Gauging the risk and rewards of a benefits captive plan
Since the Affordable Care Act was implemented in 2011, small and mid-size employers have been trying to find creative ways to contain costs, sidestep certain ACA requirements and take control of their employee benefits. For many, the solution is self-funding.
But self-funding also means purchasing stop-loss insurance, which may include deductible limits and premium rates that are far too onerous for some small and mid-size businesses.
A benefits captive is comprised of a group of employers that unite to insure the medical risks of its participant organizations. A captive pools self-funded employers together to save on stop-loss insurance. Employers share risk on stop-loss insurance, which could cut claim minimums by half — from $50,000, which would be out of reach for many employers, to a much more manageable $25,000, for example. Individual employers take on risk below the minimum, and then transfer risk to the captive above that amount.
Sharing risk is attractive to employers. However, this only makes sense if each member of the captive is working equally hard to mitigate risk and keep claims low. There are a few ways to do this.
Employers in captives often share common traits with one another. They may be in the same or similar industries. A captive for private schools, for example, makes more sense from a risk-sharing perspective than a captive that would include a mix of private schools and manufacturing facilities.
Members of a captive may also be like-minded when it comes to plan design, wellness programs and healthcare management. For example, employers in a captive may need to meet certain requirements for health and wellness programs, such as biometric testing, routine physicals and other health screenings. They may also require thorough disease management programs to be in place to help employees manage chronic health issues and keep costs down.
This ensures that the employers in the captive are all working toward the goal of containing costs and is a clear advantage over being in a fully insured pool with other employers who may not share the philosophy on health and wellness, which will drive up rates.
The risks of benefit captives
Though the goal of a captive is to create an environment with visibility into the plan, the opportunity to contain costs and the flexibility to pay claims as they come in, there are some risks, too.

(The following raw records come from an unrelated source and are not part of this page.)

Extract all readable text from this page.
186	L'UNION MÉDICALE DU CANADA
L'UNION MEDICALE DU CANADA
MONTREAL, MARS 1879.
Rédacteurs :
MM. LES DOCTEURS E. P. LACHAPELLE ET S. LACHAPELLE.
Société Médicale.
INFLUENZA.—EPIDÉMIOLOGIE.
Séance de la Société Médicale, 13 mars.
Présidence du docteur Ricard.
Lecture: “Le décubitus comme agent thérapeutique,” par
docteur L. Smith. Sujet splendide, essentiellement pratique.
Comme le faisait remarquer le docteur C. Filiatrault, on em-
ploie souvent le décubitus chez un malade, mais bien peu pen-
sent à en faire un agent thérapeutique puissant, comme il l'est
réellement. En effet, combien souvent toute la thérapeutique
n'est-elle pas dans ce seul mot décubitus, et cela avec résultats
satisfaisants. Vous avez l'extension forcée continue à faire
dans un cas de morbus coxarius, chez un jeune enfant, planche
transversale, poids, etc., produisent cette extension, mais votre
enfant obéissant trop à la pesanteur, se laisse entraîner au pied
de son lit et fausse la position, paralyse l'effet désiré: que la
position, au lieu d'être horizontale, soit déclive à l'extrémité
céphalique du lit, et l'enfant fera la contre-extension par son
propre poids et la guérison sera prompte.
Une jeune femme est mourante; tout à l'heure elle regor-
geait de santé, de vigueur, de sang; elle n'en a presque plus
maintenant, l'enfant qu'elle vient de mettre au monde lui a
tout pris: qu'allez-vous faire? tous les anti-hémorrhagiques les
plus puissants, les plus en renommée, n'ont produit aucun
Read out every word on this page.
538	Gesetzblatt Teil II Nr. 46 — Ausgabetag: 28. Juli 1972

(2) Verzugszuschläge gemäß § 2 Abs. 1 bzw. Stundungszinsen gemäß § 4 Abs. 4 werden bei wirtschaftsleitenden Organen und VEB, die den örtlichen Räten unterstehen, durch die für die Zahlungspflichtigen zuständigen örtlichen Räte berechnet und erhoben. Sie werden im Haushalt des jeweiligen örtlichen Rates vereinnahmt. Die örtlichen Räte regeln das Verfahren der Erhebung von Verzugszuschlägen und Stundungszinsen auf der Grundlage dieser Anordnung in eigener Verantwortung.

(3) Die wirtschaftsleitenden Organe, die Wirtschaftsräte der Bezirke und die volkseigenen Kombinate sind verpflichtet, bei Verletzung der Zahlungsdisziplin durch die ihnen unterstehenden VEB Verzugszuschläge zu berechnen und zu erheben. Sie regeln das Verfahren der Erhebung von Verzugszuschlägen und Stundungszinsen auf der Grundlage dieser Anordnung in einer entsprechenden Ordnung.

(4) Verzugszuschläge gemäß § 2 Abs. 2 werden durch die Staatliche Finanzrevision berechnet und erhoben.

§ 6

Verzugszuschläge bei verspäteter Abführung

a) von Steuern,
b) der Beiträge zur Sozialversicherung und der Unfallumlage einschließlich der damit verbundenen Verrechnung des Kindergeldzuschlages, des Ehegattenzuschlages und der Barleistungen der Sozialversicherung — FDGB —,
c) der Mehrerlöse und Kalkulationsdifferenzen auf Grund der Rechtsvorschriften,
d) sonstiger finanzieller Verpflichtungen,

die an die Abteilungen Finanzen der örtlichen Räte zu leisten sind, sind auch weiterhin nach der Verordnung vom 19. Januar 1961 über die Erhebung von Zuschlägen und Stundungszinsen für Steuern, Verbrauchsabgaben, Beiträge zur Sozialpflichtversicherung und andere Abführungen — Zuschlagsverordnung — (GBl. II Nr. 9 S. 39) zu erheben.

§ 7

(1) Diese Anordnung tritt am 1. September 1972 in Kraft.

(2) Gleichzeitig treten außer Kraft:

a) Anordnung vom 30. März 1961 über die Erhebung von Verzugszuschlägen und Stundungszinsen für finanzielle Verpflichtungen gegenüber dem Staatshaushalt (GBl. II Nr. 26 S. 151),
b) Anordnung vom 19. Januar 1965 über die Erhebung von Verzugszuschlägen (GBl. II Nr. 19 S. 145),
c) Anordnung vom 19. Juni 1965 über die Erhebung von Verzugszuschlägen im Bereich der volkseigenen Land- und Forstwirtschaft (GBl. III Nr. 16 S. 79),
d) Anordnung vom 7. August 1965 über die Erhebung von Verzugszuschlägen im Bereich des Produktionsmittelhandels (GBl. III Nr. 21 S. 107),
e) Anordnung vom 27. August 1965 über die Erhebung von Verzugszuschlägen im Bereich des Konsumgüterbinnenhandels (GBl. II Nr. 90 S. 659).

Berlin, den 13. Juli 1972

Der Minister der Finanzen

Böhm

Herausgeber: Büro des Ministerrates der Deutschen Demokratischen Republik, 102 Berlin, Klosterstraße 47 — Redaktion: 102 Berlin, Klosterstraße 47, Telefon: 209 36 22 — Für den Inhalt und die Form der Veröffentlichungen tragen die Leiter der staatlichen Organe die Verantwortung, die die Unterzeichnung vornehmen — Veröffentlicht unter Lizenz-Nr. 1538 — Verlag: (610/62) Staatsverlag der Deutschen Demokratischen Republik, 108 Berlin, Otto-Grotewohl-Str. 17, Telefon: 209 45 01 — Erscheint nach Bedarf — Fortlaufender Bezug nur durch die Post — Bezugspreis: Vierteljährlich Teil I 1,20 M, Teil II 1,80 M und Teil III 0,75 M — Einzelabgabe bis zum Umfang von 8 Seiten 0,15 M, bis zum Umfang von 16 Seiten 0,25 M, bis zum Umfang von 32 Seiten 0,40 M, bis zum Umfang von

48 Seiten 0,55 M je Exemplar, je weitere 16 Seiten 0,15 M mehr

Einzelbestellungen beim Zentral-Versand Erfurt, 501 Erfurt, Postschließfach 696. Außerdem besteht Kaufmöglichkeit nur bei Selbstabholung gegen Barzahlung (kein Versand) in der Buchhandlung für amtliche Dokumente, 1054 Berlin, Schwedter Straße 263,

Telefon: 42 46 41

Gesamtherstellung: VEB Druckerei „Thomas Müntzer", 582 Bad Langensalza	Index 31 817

The primary risk is not specific to captives, but to self-funding. Paying claims as they come in saves money if claims are low, but a higher-than-expected claim can be a shock to the system. Beyond being prepared for this arrangement, there are some risks specific to captives. One is financial complexity: Employers must put up collateral for the “shared risk corridor”— the area between the low stop-loss minimum and maximum — as well as third party administrator fees associated with running the captive. If the shared risk corridor runs a deficit, the participating employers must pay an assessment to the captive to cover the costs.
The rewards await
Overcoming the complexity and ensuring you’re right for a captive can pay off. One captive for private schools has seen single-digit increases of 6% to 7%, compared to the market trends of 10% to 12%.
Captive members also pay lower premium taxes, avoid healthcare reform fees and pay lower carrier fees. They also have more flexibility in plan design and don’t have to worry about state-mandated benefits.
Who’s a good candidate for a captive?
Captives have become a good option for small and growing businesses that want to contain health insurance costs. The ideal company is between 50 and 200 lives, financially stable with a strategy for health risk management and wellness. The right company is also willing to commit and take a long-term view of a captive — many arrangements require a three-year commitment.
Captives aren’t right for everyone, but they are a good option for an established company willing to weed through the complexity and take the long view of benefits in order to contain costs.